Em termos militares, a situação melhorou bastante, sobretudo a partir da entrada das tropas ruandesas. Então, foi possível garantir a segurança naquele eixo de Mocímboa, Palma, Afungi, que é a zona de penetração do capital, do ‘oil and gas’, e simultaneamente também se garantiu a segurança mais a sul da província. A insurgência, neste momento, está mais circunscrita à bacia do rio Messalo - que é a zona da costa - sul de Mocímboa, norte de Macomia, depois ao longo da bacia do rio Massalo até ao lago Neguri. Essa zona é um corredor de circulação da insurgência e onde a população continua a recear regressar e realizar as suas actividades económicas”, descreve João Feijó.

O projecto de gás natural do consórcio da multinacional francesa Total só retoma quando a segurança estiver garantida, mas ainda não há datas concretas. Para o investigador, “naquele perímetro, à volta de Afungi, hoje há muito mais segurança, não há registo de ataques” e as condições impostas pela Total já se observam, tanto ao nível da segurança, quanto ao regresso da população.

As pessoas já regressaram, ali num raio de 30, 40 quilómetros da Total. Quem não regressou ainda foi o Estado. Os chefes de posto administrativo, os chefes de localidade continuam a residir nas vilas-sedes distritais e não regressam. As próprias funções do Estado, ao nível da educação, ao nível da saúde, continuam bastante precárias e substituídas por agentes privados ou de organizações não governamentais que se substituem ao Estado”, acrescenta.
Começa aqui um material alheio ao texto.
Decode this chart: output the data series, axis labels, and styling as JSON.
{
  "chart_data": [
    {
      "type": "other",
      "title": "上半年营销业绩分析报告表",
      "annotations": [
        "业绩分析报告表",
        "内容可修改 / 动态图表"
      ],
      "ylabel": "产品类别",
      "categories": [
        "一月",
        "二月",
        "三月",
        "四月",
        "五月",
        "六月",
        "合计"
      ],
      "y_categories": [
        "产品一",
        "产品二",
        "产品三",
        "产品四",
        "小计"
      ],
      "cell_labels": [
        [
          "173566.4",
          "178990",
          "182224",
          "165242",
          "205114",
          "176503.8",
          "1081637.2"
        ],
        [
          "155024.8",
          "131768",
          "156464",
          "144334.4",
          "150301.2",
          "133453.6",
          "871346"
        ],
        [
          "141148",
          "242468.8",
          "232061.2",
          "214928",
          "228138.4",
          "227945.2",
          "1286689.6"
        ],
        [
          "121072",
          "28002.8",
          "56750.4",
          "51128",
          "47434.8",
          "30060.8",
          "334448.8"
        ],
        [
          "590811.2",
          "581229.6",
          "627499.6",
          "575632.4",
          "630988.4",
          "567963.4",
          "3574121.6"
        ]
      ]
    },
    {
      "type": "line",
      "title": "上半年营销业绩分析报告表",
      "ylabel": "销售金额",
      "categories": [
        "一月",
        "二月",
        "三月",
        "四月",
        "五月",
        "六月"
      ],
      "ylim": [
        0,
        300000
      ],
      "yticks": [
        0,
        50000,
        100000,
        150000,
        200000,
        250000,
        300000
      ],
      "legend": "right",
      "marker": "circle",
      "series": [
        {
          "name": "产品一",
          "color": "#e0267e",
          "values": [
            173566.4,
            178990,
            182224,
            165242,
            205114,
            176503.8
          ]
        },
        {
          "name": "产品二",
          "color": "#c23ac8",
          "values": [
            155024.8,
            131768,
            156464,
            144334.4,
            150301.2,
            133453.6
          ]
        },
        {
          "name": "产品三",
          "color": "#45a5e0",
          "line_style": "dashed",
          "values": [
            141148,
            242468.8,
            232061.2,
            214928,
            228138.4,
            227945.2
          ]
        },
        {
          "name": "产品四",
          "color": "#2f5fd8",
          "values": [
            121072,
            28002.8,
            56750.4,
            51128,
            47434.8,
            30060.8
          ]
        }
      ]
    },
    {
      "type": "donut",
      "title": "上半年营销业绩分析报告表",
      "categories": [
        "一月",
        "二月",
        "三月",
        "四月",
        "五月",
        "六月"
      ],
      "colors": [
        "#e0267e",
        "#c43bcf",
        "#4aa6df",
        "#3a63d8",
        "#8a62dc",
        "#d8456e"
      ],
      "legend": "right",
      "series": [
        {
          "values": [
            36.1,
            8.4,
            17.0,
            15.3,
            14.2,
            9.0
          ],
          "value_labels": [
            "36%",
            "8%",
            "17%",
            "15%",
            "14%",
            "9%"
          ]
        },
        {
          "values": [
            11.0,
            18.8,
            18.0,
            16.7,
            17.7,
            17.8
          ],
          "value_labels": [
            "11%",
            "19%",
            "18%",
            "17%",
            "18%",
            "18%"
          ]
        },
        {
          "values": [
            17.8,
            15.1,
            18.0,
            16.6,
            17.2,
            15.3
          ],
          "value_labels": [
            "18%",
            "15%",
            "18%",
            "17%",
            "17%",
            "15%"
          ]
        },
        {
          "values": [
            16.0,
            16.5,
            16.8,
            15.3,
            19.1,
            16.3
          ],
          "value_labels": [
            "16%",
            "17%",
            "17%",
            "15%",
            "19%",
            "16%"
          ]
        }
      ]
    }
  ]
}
A falta de infra-estruturas básicas de educação, de condições de saúde, de serviços públicos, em geral, “sempre foi o calcanhar de Aquiles da região”, continua João Feijó. “Ali sempre houve um problema de falta de Estado e as poucas infra-estruturas que existiam – quase nenhumas - foram destruídas. Este processo de reconstrução implica recursos que não existem e, mesmo quando existem, quando os privados reconstroem essas infra-estruturas, depois falta que o Estado consiga alocar os meios”, sublinha.

Ou seja, a nível estrutural, não foi feito o suficiente para evitar que as causas que facilitaram que o conflito eclodisse sejam resolvidas: “A nível estrutural, não era expectável que em dois, três anos fossem feitas reformas. As reformas estruturais requerem décadas de paciência e estamos muito longe de mudança do discurso. O discurso dominante continua a ser o discurso do terrorismo, da vigilância, da denúncia. Todos os aspectos etno-políticos-económicos-sociais, de acesso à justiça, de acesso a espaços de participação, de respeito de direitos humanos, inclusão socio-económica e política, de respeito pela história das populações locais, ainda está muito longe de haver reformas significativas com impactos junto da população.
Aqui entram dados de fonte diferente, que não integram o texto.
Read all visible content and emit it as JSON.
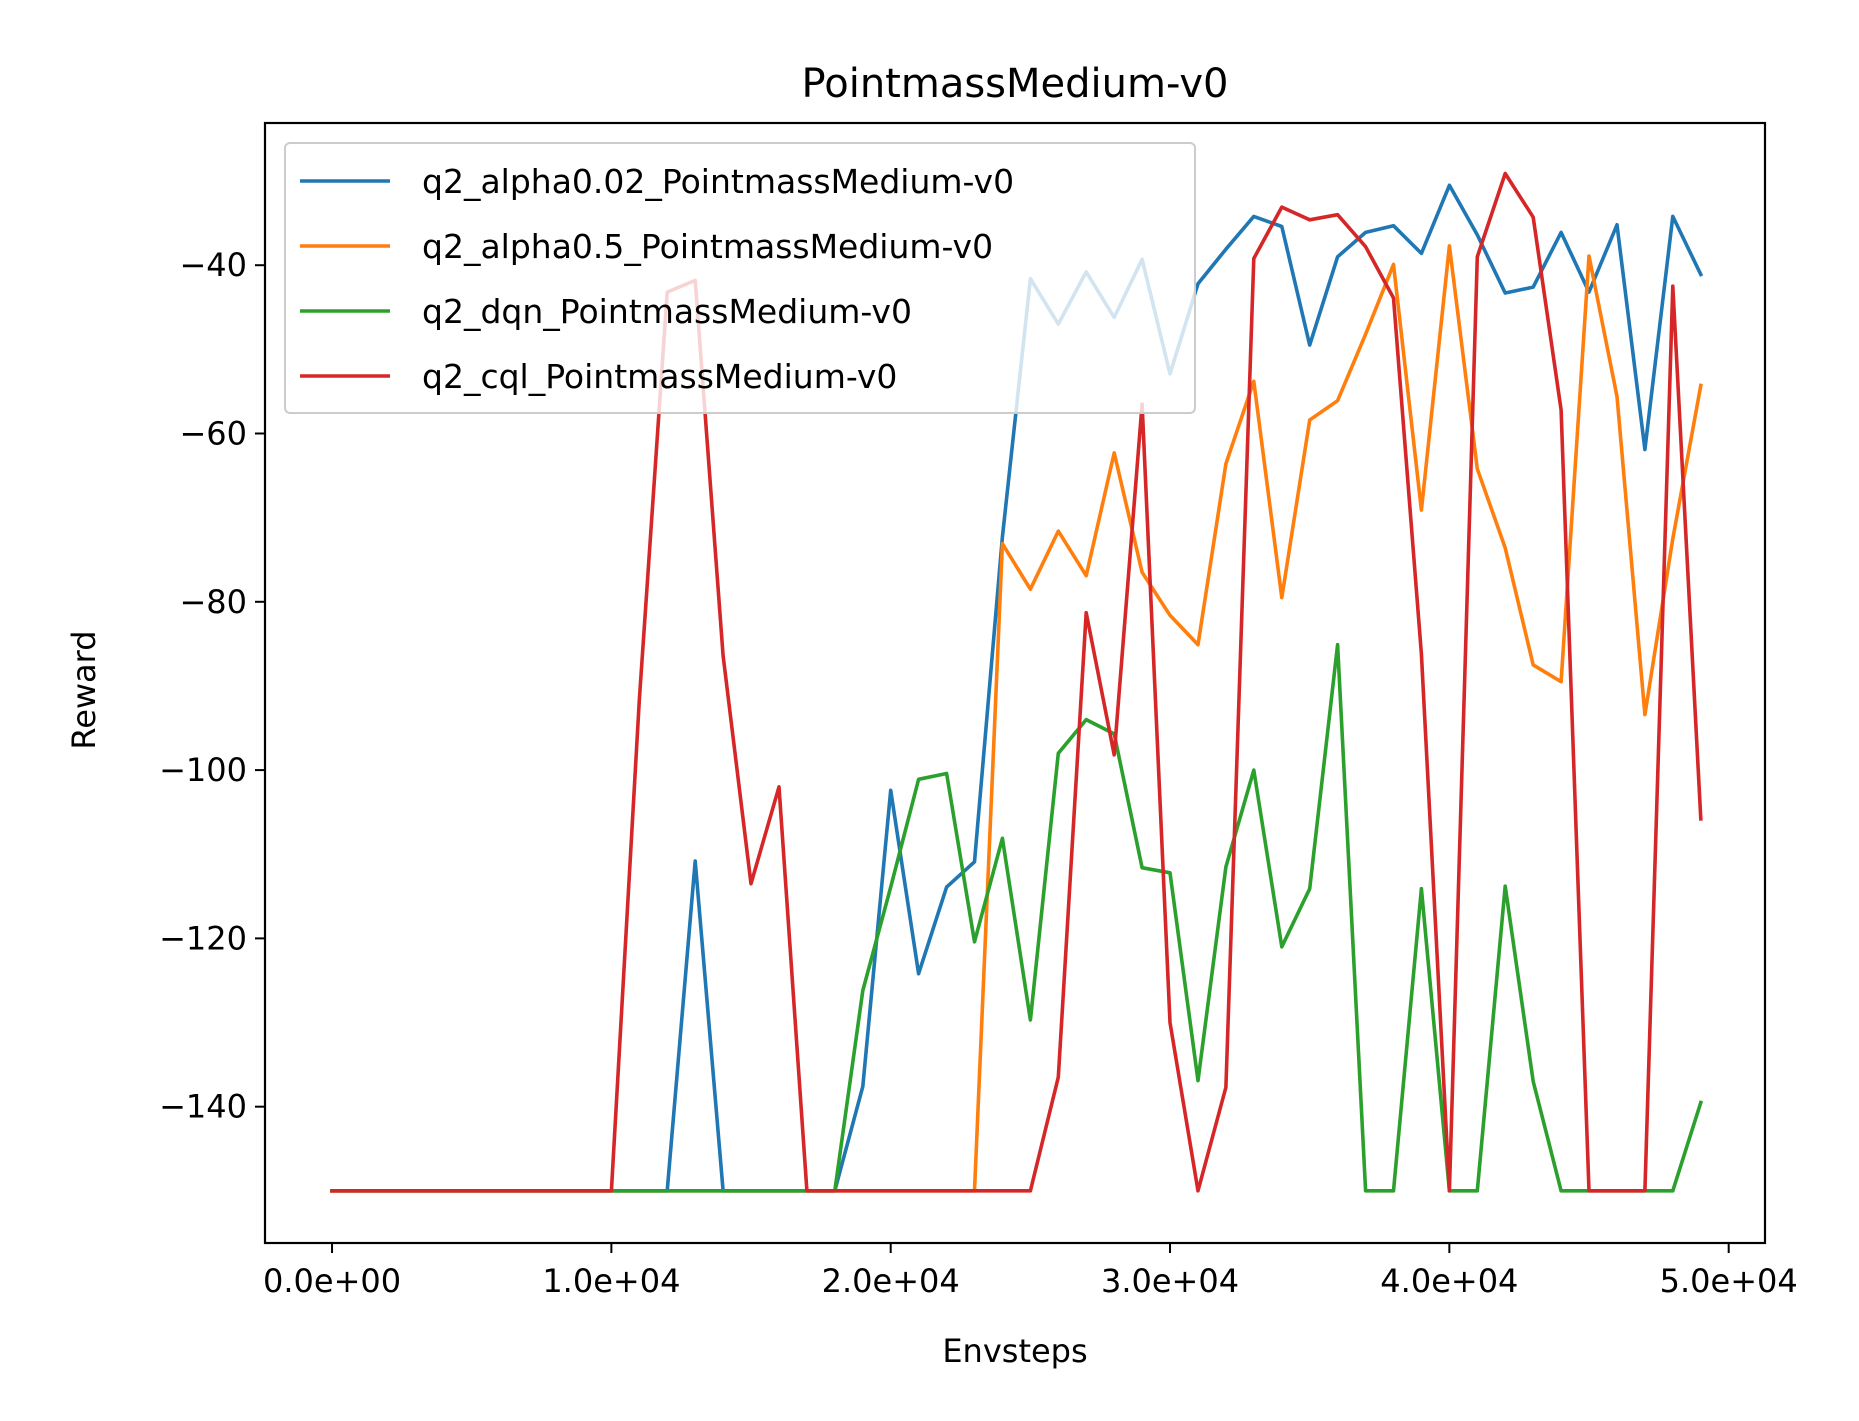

Na análise do investigador, “a situação agravará no dia em que o projecto retomar, que pessoas de fora da província chegarem e ficarem com as melhores oportunidades de emprego” porque “vai aumentar a desigualdade social e o sentimento de competição, ameaça e desprotecção das populações locais em relação a pessoas de fora"
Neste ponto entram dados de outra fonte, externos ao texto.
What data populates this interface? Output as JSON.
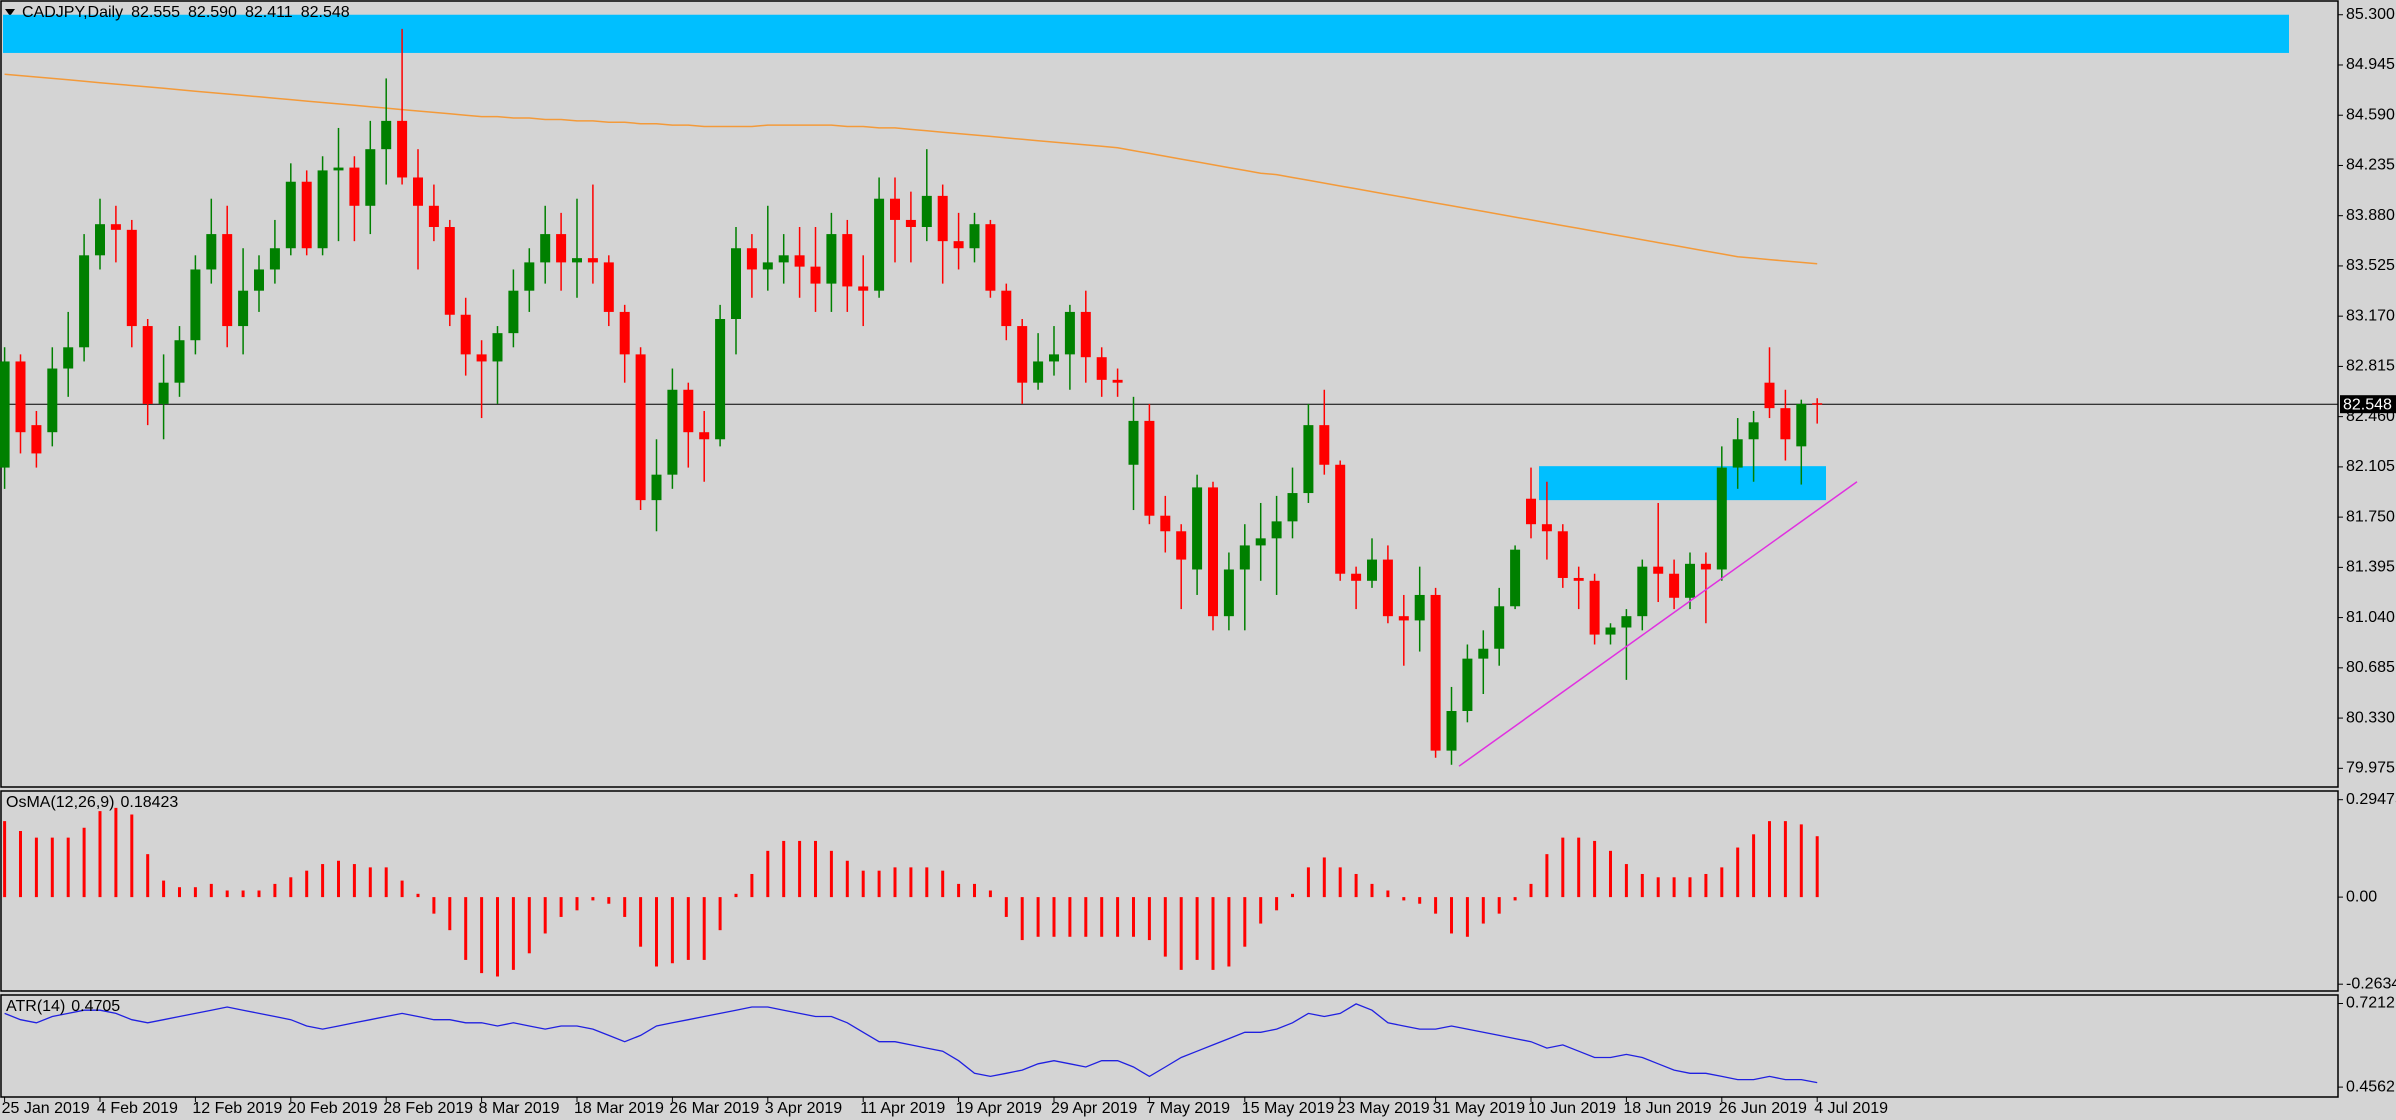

Questionado, por isso, se o regresso da Total pode voltar a colocar em causa a estabilidade na região, João Feijó responde que “é altamente provável que o regresso vá aumentar as desigualdades e o sentimento de que as pessoas não beneficiam com o gás”.

Isto é um investimento de capital intensivo. Vai criar uns 7.000 empregos directos e os empregos indirectos não são assim tão significativos quanto isso. Isto não é suficiente para absorver toda aquela massa de jovens locais que não têm qualificações para serem absorvidos pelos projectos e, quando o são, vão ficar com cargos subalternos, como guardas, varredores de rua… São empregos subordinados, mal pagos, num cenário de grande pressão sobre terras e isto naturalmente vai gerar algum descontentamento social que facilmente pode ser capitalizado por grupos violentos”, alerta.

Para o investigador, os riscos de prolongamento do conflito não foram eliminados porque “a única coisa que melhorou foi o nível de tecnologia e segurança militar que garante alguma segurança” mas “em termos de reformas políticas, económicas e sociais a resposta tem sido muito mais lenta”.